The full refine loop

edit = VideoEdit.from_dict(plan)                       # permissive parse
edit, repairs = edit.repair(source_metadata)           # clamp the mechanical ones
edit, dim_repairs = edit.normalize_dimensions(source_metadata, "largest")
errors = edit.check(source_metadata)                   # whatever's left, all at once
if errors:
    ...  # re-prompt with the previous plan + the full structured error list

check() and normalize_dimensions() never raise. repair() raises in exactly one case — a segment end past the source — which it treats as an intent error to re-prompt; pass clamp_segment_end=True if you'd rather clamp it to the source end and keep the loop raise-free. source_metadata leads each call for a consistent signature across the family.

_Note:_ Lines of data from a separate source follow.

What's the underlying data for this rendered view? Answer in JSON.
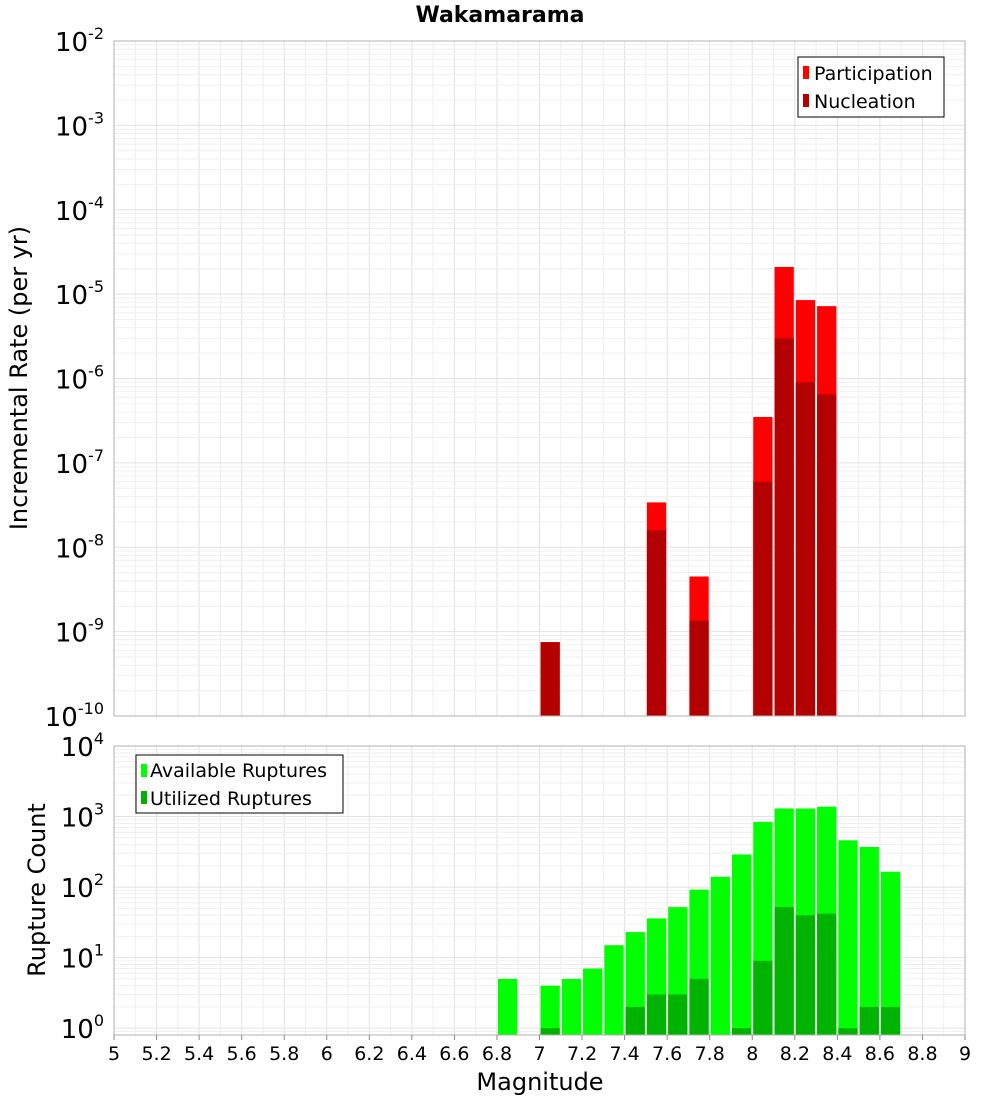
{
  "chart_data": [
    {
      "type": "bar",
      "id": "rate",
      "title": "Wakamarama",
      "xlabel": "",
      "ylabel": "Incremental Rate (per yr)",
      "yscale": "log",
      "ylim": [
        1e-10,
        0.01
      ],
      "y_ticks": [
        {
          "base": "10",
          "exp": "-2"
        },
        {
          "base": "10",
          "exp": "-3"
        },
        {
          "base": "10",
          "exp": "-4"
        },
        {
          "base": "10",
          "exp": "-5"
        },
        {
          "base": "10",
          "exp": "-6"
        },
        {
          "base": "10",
          "exp": "-7"
        },
        {
          "base": "10",
          "exp": "-8"
        },
        {
          "base": "10",
          "exp": "-9"
        },
        {
          "base": "10",
          "exp": "-10"
        }
      ],
      "legend_position": "top-right",
      "series": [
        {
          "name": "Participation",
          "color": "#ff0000",
          "points": [
            {
              "x": 7.05,
              "y": 7.5e-10
            },
            {
              "x": 7.55,
              "y": 3.4e-08
            },
            {
              "x": 7.75,
              "y": 4.5e-09
            },
            {
              "x": 8.05,
              "y": 3.5e-07
            },
            {
              "x": 8.15,
              "y": 2.1e-05
            },
            {
              "x": 8.25,
              "y": 8.5e-06
            },
            {
              "x": 8.35,
              "y": 7.2e-06
            }
          ]
        },
        {
          "name": "Nucleation",
          "color": "#b30000",
          "points": [
            {
              "x": 7.05,
              "y": 7.5e-10
            },
            {
              "x": 7.55,
              "y": 1.6e-08
            },
            {
              "x": 7.75,
              "y": 1.35e-09
            },
            {
              "x": 8.05,
              "y": 6e-08
            },
            {
              "x": 8.15,
              "y": 3e-06
            },
            {
              "x": 8.25,
              "y": 9e-07
            },
            {
              "x": 8.35,
              "y": 6.5e-07
            }
          ]
        }
      ]
    },
    {
      "type": "bar",
      "id": "count",
      "title": "",
      "xlabel": "Magnitude",
      "ylabel": "Rupture Count",
      "yscale": "log",
      "ylim": [
        0.8,
        10000
      ],
      "xlim": [
        5,
        9
      ],
      "x_ticks": [
        "5",
        "5.2",
        "5.4",
        "5.6",
        "5.8",
        "6",
        "6.2",
        "6.4",
        "6.6",
        "6.8",
        "7",
        "7.2",
        "7.4",
        "7.6",
        "7.8",
        "8",
        "8.2",
        "8.4",
        "8.6",
        "8.8",
        "9"
      ],
      "y_ticks": [
        {
          "base": "10",
          "exp": "4"
        },
        {
          "base": "10",
          "exp": "3"
        },
        {
          "base": "10",
          "exp": "2"
        },
        {
          "base": "10",
          "exp": "1"
        },
        {
          "base": "10",
          "exp": "0"
        }
      ],
      "legend_position": "top-left",
      "series": [
        {
          "name": "Available Ruptures",
          "color": "#00ff00",
          "points": [
            {
              "x": 6.85,
              "y": 5
            },
            {
              "x": 7.05,
              "y": 4
            },
            {
              "x": 7.15,
              "y": 5
            },
            {
              "x": 7.25,
              "y": 7
            },
            {
              "x": 7.35,
              "y": 15
            },
            {
              "x": 7.45,
              "y": 23
            },
            {
              "x": 7.55,
              "y": 36
            },
            {
              "x": 7.65,
              "y": 52
            },
            {
              "x": 7.75,
              "y": 92
            },
            {
              "x": 7.85,
              "y": 140
            },
            {
              "x": 7.95,
              "y": 290
            },
            {
              "x": 8.05,
              "y": 840
            },
            {
              "x": 8.15,
              "y": 1300
            },
            {
              "x": 8.25,
              "y": 1300
            },
            {
              "x": 8.35,
              "y": 1380
            },
            {
              "x": 8.45,
              "y": 460
            },
            {
              "x": 8.55,
              "y": 370
            },
            {
              "x": 8.65,
              "y": 165
            }
          ]
        },
        {
          "name": "Utilized Ruptures",
          "color": "#00b300",
          "points": [
            {
              "x": 7.05,
              "y": 1
            },
            {
              "x": 7.45,
              "y": 2
            },
            {
              "x": 7.55,
              "y": 3
            },
            {
              "x": 7.65,
              "y": 3
            },
            {
              "x": 7.75,
              "y": 5
            },
            {
              "x": 7.95,
              "y": 1
            },
            {
              "x": 8.05,
              "y": 9
            },
            {
              "x": 8.15,
              "y": 52
            },
            {
              "x": 8.25,
              "y": 40
            },
            {
              "x": 8.35,
              "y": 42
            },
            {
              "x": 8.45,
              "y": 1
            },
            {
              "x": 8.55,
              "y": 2
            },
            {
              "x": 8.65,
              "y": 2
            }
          ]
        }
      ]
    }
  ]
}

A clampable window.stop overrun (a duration-shrinking op like speed_change / freeze_frame ordered before a windowed effect leaves the stop past the now-shorter clip) is the one case run_to_file() already tolerates by clamping. validate(clamp_windows=True) / check(..., clamp_windows=True) won't report it either; repair() clamps it in the returned plan.

Context Data

Operations that need side-channel data declare it via requires: ClassVar[tuple[str, ...]]. The runner pulls matching keys out of the context dict and threads them into the op:

# silence_removal and add_subtitles both need a transcription
edit = VideoEdit.from_dict(plan)
# context-requiring effects stream too
edit.run_to_file("out.mp4", context={"transcription": transcription})

Time-based context values (e.g. a Transcription with source-absolute timestamps) are re-based onto each cut segment's local timeline automatically, on the streaming engine that backs run_to_file().

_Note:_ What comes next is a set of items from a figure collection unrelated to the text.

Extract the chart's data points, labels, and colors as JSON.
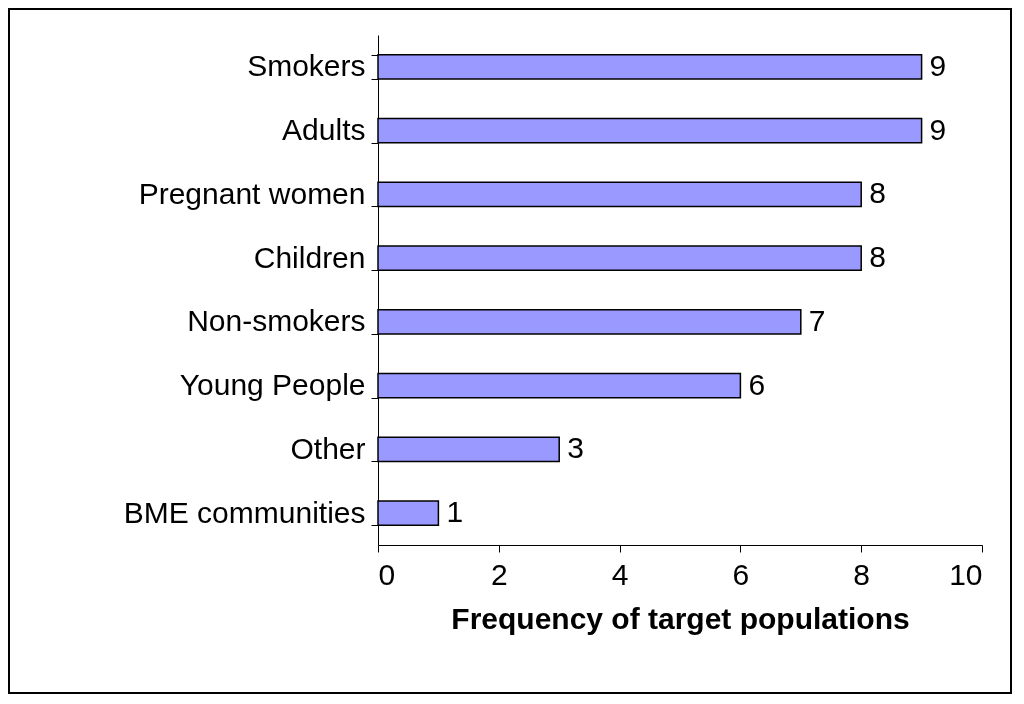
{
  "chart_data": {
    "type": "bar",
    "orientation": "horizontal",
    "xlabel": "Frequency of target populations",
    "categories": [
      "Smokers",
      "Adults",
      "Pregnant women",
      "Children",
      "Non-smokers",
      "Young People",
      "Other",
      "BME communities"
    ],
    "values": [
      9,
      9,
      8,
      8,
      7,
      6,
      3,
      1
    ],
    "color": "#9999ff",
    "xlim": [
      0,
      10
    ],
    "xticks": [
      0,
      2,
      4,
      6,
      8,
      10
    ],
    "grid": false,
    "data_labels": true
  }
}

Discover requires-aware ops via the registry:

needs_transcript = [op_id for op_id, cls in Operation.registry().items()
                    if "transcription" in cls.requires]

AI Operations

AI-powered ops (face_crop, ...) are registered only when videopython.ai is imported. If your plans use them, import AI first so the schema includes them:

import videopython.ai   # registers AI ops
from videopython.editing import VideoEdit

schema = VideoEdit.json_schema()    # now includes face_crop

Tips

Start with the schema. Pass VideoEdit.json_schema() as the tool schema — it encodes all structural rules so the LLM doesn't need examples.
Always validate. Call edit.validate() before edit.run_to_file(). Validation is fast and catches most errors.
Use the error loop. If validation fails, feed the error back to the LLM and ask it to fix the plan. Most issues correct in one retry.
Provide source metadata. Tell the LLM the source duration, dimensions, and fps so it can generate sensible time ranges and resize targets.
Expose the registry. For agents, let the LLM call into Operation.llm_registry() instead of hardcoding the op list — it omits server-only ops the model can't supply. Use Operation.registry() only when you need every op (e.g. the worker that executes a stored plan).